Today, I am presenting six best practices for optimizing and speeding up content delivery with Cloud CDN.
As the origin of a cacheable material, Cloud CDN uses HTTP(S) load balancing. An external HTTP(S) load balancer is capable of using a global IP address for transmission from the virtual machine instance (VM) instance group Compute Engine and/or Cloud Storage partition mixed static and dynamically generated content data.
Since Cloud CDN has seamless integration with Google Cloud, Cloud CDN can be used and content can be managed in a number of ways. To prepare and optimize your deployment, please use the good practice mentioned below:
When Cloud CDN is enabled, you can automatically cache static content by allowing Cloud CDN to work better. For a static response from the source station automatically cached, you can use the –cache mode=CACHE_ALL_STATICset (default). Cloud CDN can cache common static content types with this setting.Also, Read Why you should move to Content Delivery Network (CDN)
You may have various versions of the same content by versioning content. Thus, before cache entries expire, you can expose new content to users and uninstall old content efficiently. Since version control is simple to use and does not charge any fees, the standard method of updating cacheable content is version control.
Add a URL parameter, such as a version number, for version-controlling content. Parameters may be used in the URL by various means, such as:
You’ll modify the name and URL of the file when adding parameters. This update obliges the cache to ignore all cache entries remaining.
The invalidation procedure removes the material from the cache server distributed through Cloud CDN before the entry in the cache expires. The process of the failure has coherence.

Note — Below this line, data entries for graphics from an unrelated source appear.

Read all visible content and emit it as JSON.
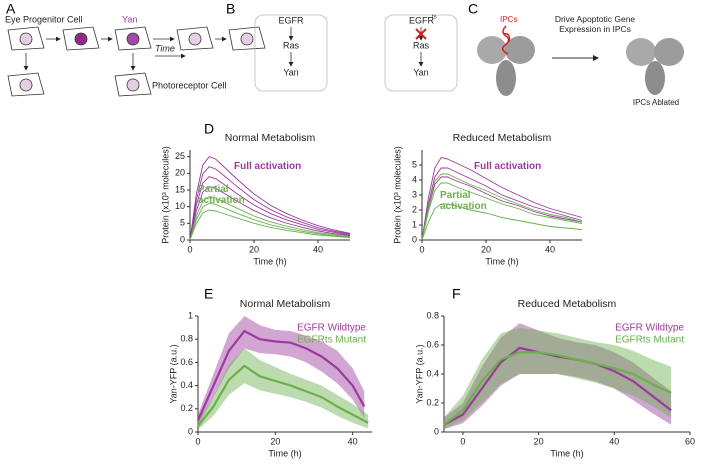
{
  "panel_labels": [
    "A",
    "B",
    "C",
    "D",
    "E",
    "F"
  ],
  "panel_a": {
    "progenitor": "Eye Progenitor Cell",
    "yan": "Yan",
    "time": "Time",
    "photoreceptor": "Photoreceptor Cell"
  },
  "panel_b": {
    "wildtype": [
      "EGFR",
      "Ras",
      "Yan"
    ],
    "mutant_base": "EGFR",
    "mutant_sup": "ts",
    "mutant": [
      "Ras",
      "Yan"
    ]
  },
  "panel_c": {
    "ipcs": "IPCs",
    "drive": "Drive Apoptotic Gene Expression in IPCs",
    "ablated": "IPCs Ablated"
  },
  "chart_data": [
    {
      "type": "line",
      "title": "Normal Metabolism",
      "x_label": "Time (h)",
      "y_label": "Protein (x10³ molecules)",
      "xlim": [
        0,
        50
      ],
      "xticks": [
        0,
        20,
        40
      ],
      "ylim": [
        0,
        27
      ],
      "yticks": [
        0,
        5,
        10,
        15,
        20,
        25
      ],
      "annotations": [
        {
          "text": "Full activation",
          "color": "#9b3a9e"
        },
        {
          "text": "Partial activation",
          "color": "#6ab04c"
        }
      ],
      "series": [
        {
          "color": "#9b3a9e",
          "x": [
            0,
            2,
            4,
            6,
            8,
            10,
            15,
            20,
            25,
            30,
            35,
            40,
            45,
            50
          ],
          "values": [
            0,
            13.8,
            22.5,
            25,
            24.3,
            22.5,
            18,
            13.8,
            10.5,
            8,
            6,
            4.3,
            3,
            2
          ]
        },
        {
          "color": "#9b3a9e",
          "x": [
            0,
            2,
            4,
            6,
            8,
            10,
            15,
            20,
            25,
            30,
            35,
            40,
            45,
            50
          ],
          "values": [
            0,
            12.1,
            19.8,
            22,
            21.3,
            19.8,
            15.8,
            12.1,
            9.2,
            7,
            5.3,
            3.7,
            2.6,
            1.8
          ]
        },
        {
          "color": "#9b3a9e",
          "x": [
            0,
            2,
            4,
            6,
            8,
            10,
            15,
            20,
            25,
            30,
            35,
            40,
            45,
            50
          ],
          "values": [
            0,
            10.5,
            17.1,
            19,
            18.4,
            17.1,
            13.7,
            10.5,
            8,
            6.1,
            4.6,
            3.2,
            2.3,
            1.5
          ]
        },
        {
          "color": "#9b3a9e",
          "x": [
            0,
            2,
            4,
            6,
            8,
            10,
            15,
            20,
            25,
            30,
            35,
            40,
            45,
            50
          ],
          "values": [
            0,
            8.8,
            14.4,
            16,
            15.5,
            14.4,
            11.5,
            8.8,
            6.7,
            5.1,
            3.8,
            2.7,
            1.9,
            1.3
          ]
        },
        {
          "color": "#6ab04c",
          "x": [
            0,
            2,
            4,
            6,
            8,
            10,
            15,
            20,
            25,
            30,
            35,
            40,
            45,
            50
          ],
          "values": [
            0,
            7.2,
            11.7,
            13,
            12.6,
            11.7,
            9.4,
            7.2,
            5.5,
            4.2,
            3.1,
            2.2,
            1.6,
            1
          ]
        },
        {
          "color": "#6ab04c",
          "x": [
            0,
            2,
            4,
            6,
            8,
            10,
            15,
            20,
            25,
            30,
            35,
            40,
            45,
            50
          ],
          "values": [
            0,
            6.1,
            9.9,
            11,
            10.7,
            9.9,
            7.9,
            6.1,
            4.6,
            3.5,
            2.6,
            1.9,
            1.3,
            0.9
          ]
        },
        {
          "color": "#6ab04c",
          "x": [
            0,
            2,
            4,
            6,
            8,
            10,
            15,
            20,
            25,
            30,
            35,
            40,
            45,
            50
          ],
          "values": [
            0,
            5,
            8.1,
            9,
            8.7,
            8.1,
            6.5,
            5,
            3.8,
            2.9,
            2.2,
            1.5,
            1.1,
            0.7
          ]
        }
      ]
    },
    {
      "type": "line",
      "title": "Reduced Metabolism",
      "x_label": "Time (h)",
      "y_label": "Protein (x10³ molecules)",
      "xlim": [
        0,
        50
      ],
      "xticks": [
        0,
        20,
        40
      ],
      "ylim": [
        0,
        6
      ],
      "yticks": [
        0,
        1,
        2,
        3,
        4,
        5
      ],
      "annotations": [
        {
          "text": "Full activation",
          "color": "#9b3a9e"
        },
        {
          "text": "Partial activation",
          "color": "#6ab04c"
        }
      ],
      "series": [
        {
          "color": "#9b3a9e",
          "x": [
            0,
            2,
            4,
            6,
            8,
            10,
            15,
            20,
            25,
            30,
            35,
            40,
            45,
            50
          ],
          "values": [
            0,
            2.8,
            4.8,
            5.5,
            5.4,
            5.2,
            4.7,
            4.1,
            3.5,
            3,
            2.5,
            2.1,
            1.8,
            1.5
          ]
        },
        {
          "color": "#9b3a9e",
          "x": [
            0,
            2,
            4,
            6,
            8,
            10,
            15,
            20,
            25,
            30,
            35,
            40,
            45,
            50
          ],
          "values": [
            0,
            2.4,
            4.2,
            4.8,
            4.8,
            4.6,
            4.1,
            3.6,
            3,
            2.6,
            2.2,
            1.9,
            1.6,
            1.3
          ]
        },
        {
          "color": "#9b3a9e",
          "x": [
            0,
            2,
            4,
            6,
            8,
            10,
            15,
            20,
            25,
            30,
            35,
            40,
            45,
            50
          ],
          "values": [
            0,
            2.1,
            3.7,
            4.2,
            4.2,
            4,
            3.6,
            3.1,
            2.6,
            2.3,
            1.9,
            1.6,
            1.4,
            1.2
          ]
        },
        {
          "color": "#6ab04c",
          "x": [
            0,
            2,
            4,
            6,
            8,
            10,
            15,
            20,
            25,
            30,
            35,
            40,
            45,
            50
          ],
          "values": [
            0,
            2.2,
            3.9,
            4.4,
            4.4,
            4.2,
            3.7,
            3.3,
            2.8,
            2.4,
            2,
            1.7,
            1.5,
            1.2
          ]
        },
        {
          "color": "#6ab04c",
          "x": [
            0,
            2,
            4,
            6,
            8,
            10,
            15,
            20,
            25,
            30,
            35,
            40,
            45,
            50
          ],
          "values": [
            0,
            1.9,
            3.3,
            3.8,
            3.8,
            3.6,
            3.2,
            2.8,
            2.4,
            2.1,
            1.7,
            1.5,
            1.3,
            1.1
          ]
        },
        {
          "color": "#6ab04c",
          "x": [
            0,
            2,
            4,
            6,
            8,
            10,
            15,
            20,
            25,
            30,
            35,
            40,
            45,
            50
          ],
          "values": [
            0,
            1.2,
            2.1,
            2.4,
            2.4,
            2.3,
            2,
            1.8,
            1.5,
            1.3,
            1.1,
            0.9,
            0.8,
            0.7
          ]
        }
      ]
    },
    {
      "type": "line",
      "title": "Normal Metabolism",
      "x_label": "Time (h)",
      "y_label": "Yan-YFP (a.u.)",
      "xlim": [
        0,
        45
      ],
      "xticks": [
        0,
        20,
        40
      ],
      "ylim": [
        0,
        1
      ],
      "yticks": [
        0,
        0.2,
        0.4,
        0.6,
        0.8,
        1
      ],
      "legend": "upper right",
      "series": [
        {
          "name": "EGFR Wildtype",
          "color": "#9b3a9e",
          "x": [
            0,
            4,
            8,
            12,
            16,
            20,
            24,
            28,
            32,
            36,
            40,
            43
          ],
          "values": [
            0.1,
            0.4,
            0.7,
            0.87,
            0.8,
            0.78,
            0.77,
            0.72,
            0.65,
            0.55,
            0.4,
            0.22
          ],
          "lower": [
            0.05,
            0.3,
            0.55,
            0.72,
            0.68,
            0.67,
            0.65,
            0.6,
            0.52,
            0.42,
            0.28,
            0.12
          ],
          "upper": [
            0.15,
            0.5,
            0.85,
            1.0,
            0.92,
            0.88,
            0.87,
            0.83,
            0.78,
            0.7,
            0.55,
            0.35
          ]
        },
        {
          "name": "EGFRts Mutant",
          "color": "#6ab04c",
          "x": [
            0,
            4,
            8,
            12,
            16,
            20,
            24,
            28,
            32,
            36,
            40,
            44
          ],
          "values": [
            0.05,
            0.22,
            0.45,
            0.57,
            0.48,
            0.44,
            0.4,
            0.35,
            0.3,
            0.22,
            0.15,
            0.08
          ],
          "lower": [
            0.02,
            0.14,
            0.32,
            0.42,
            0.36,
            0.33,
            0.3,
            0.26,
            0.21,
            0.14,
            0.08,
            0.03
          ],
          "upper": [
            0.1,
            0.3,
            0.58,
            0.72,
            0.62,
            0.56,
            0.5,
            0.45,
            0.4,
            0.32,
            0.24,
            0.15
          ]
        }
      ]
    },
    {
      "type": "line",
      "title": "Reduced Metabolism",
      "x_label": "Time (h)",
      "y_label": "Yan-YFP (a.u.)",
      "xlim": [
        -5,
        60
      ],
      "xticks": [
        0,
        20,
        40,
        60
      ],
      "ylim": [
        0,
        0.8
      ],
      "yticks": [
        0,
        0.2,
        0.4,
        0.6,
        0.8
      ],
      "legend": "upper right",
      "series": [
        {
          "name": "EGFR Wildtype",
          "color": "#9b3a9e",
          "x": [
            -5,
            0,
            5,
            10,
            15,
            20,
            25,
            30,
            35,
            40,
            45,
            50,
            55
          ],
          "values": [
            0.05,
            0.12,
            0.3,
            0.48,
            0.58,
            0.55,
            0.52,
            0.5,
            0.47,
            0.42,
            0.35,
            0.25,
            0.15
          ],
          "lower": [
            0.02,
            0.06,
            0.18,
            0.32,
            0.4,
            0.4,
            0.4,
            0.38,
            0.35,
            0.3,
            0.22,
            0.13,
            0.05
          ],
          "upper": [
            0.1,
            0.2,
            0.45,
            0.65,
            0.75,
            0.7,
            0.65,
            0.62,
            0.6,
            0.55,
            0.48,
            0.38,
            0.28
          ]
        },
        {
          "name": "EGFRts Mutant",
          "color": "#6ab04c",
          "x": [
            -5,
            0,
            5,
            10,
            15,
            20,
            25,
            30,
            35,
            40,
            45,
            50,
            55
          ],
          "values": [
            0.05,
            0.15,
            0.35,
            0.5,
            0.55,
            0.55,
            0.53,
            0.5,
            0.47,
            0.44,
            0.4,
            0.33,
            0.27
          ],
          "lower": [
            0.02,
            0.08,
            0.2,
            0.33,
            0.4,
            0.4,
            0.4,
            0.37,
            0.34,
            0.3,
            0.25,
            0.18,
            0.1
          ],
          "upper": [
            0.1,
            0.25,
            0.5,
            0.68,
            0.72,
            0.7,
            0.68,
            0.65,
            0.62,
            0.6,
            0.56,
            0.5,
            0.45
          ]
        }
      ]
    }
  ]
}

I recommend you take note of the invalidation operation and can only do this as a last resort. For example, if you have to delete content for legal purposes or accidental upload, invalidation is useful. In such instances, the version control should be used or the content should expire as soon as possible. Cloud CDN cache servers usually remove contents that are seldom accessed to make new contents possible. If an object is not accessed for thirty days, it is unconditionally deleted.
There is a limited rate of cache invalidation.
Each object has a corresponding expiry period in the Cloud CDN cache. Make sure you set your use case with an expiration period. Since the original server has to submit expired content back to the cache server, the expiry period must be carefully selected.
One way to choose the expiry time is to classify the material according to how frequently you change it.
Next, by type of material, pick the expiry period. For example, a five-second expiry period may be appropriate for almost real-time sports scores, and a one-hour expiry time may be appropriate for weather dynamics. Using the expiry time of Cache-Control metadata for the content stored in Cloud Storage. The expiration period can be controlled by the web server software when content is being provided by Compute Engine.
Cache-Control header expiry time max-age and s-manage the value defined. The HTTP specification defines this header. The Cache-Control header below, for example, says that cache expiry times are 73 hours (249,200 seconds) that the content will read and cache:
Please note that if you use a signed URL:
You can access third-party reports like availability, latency, and throughput reports that can support you in analysis a lot.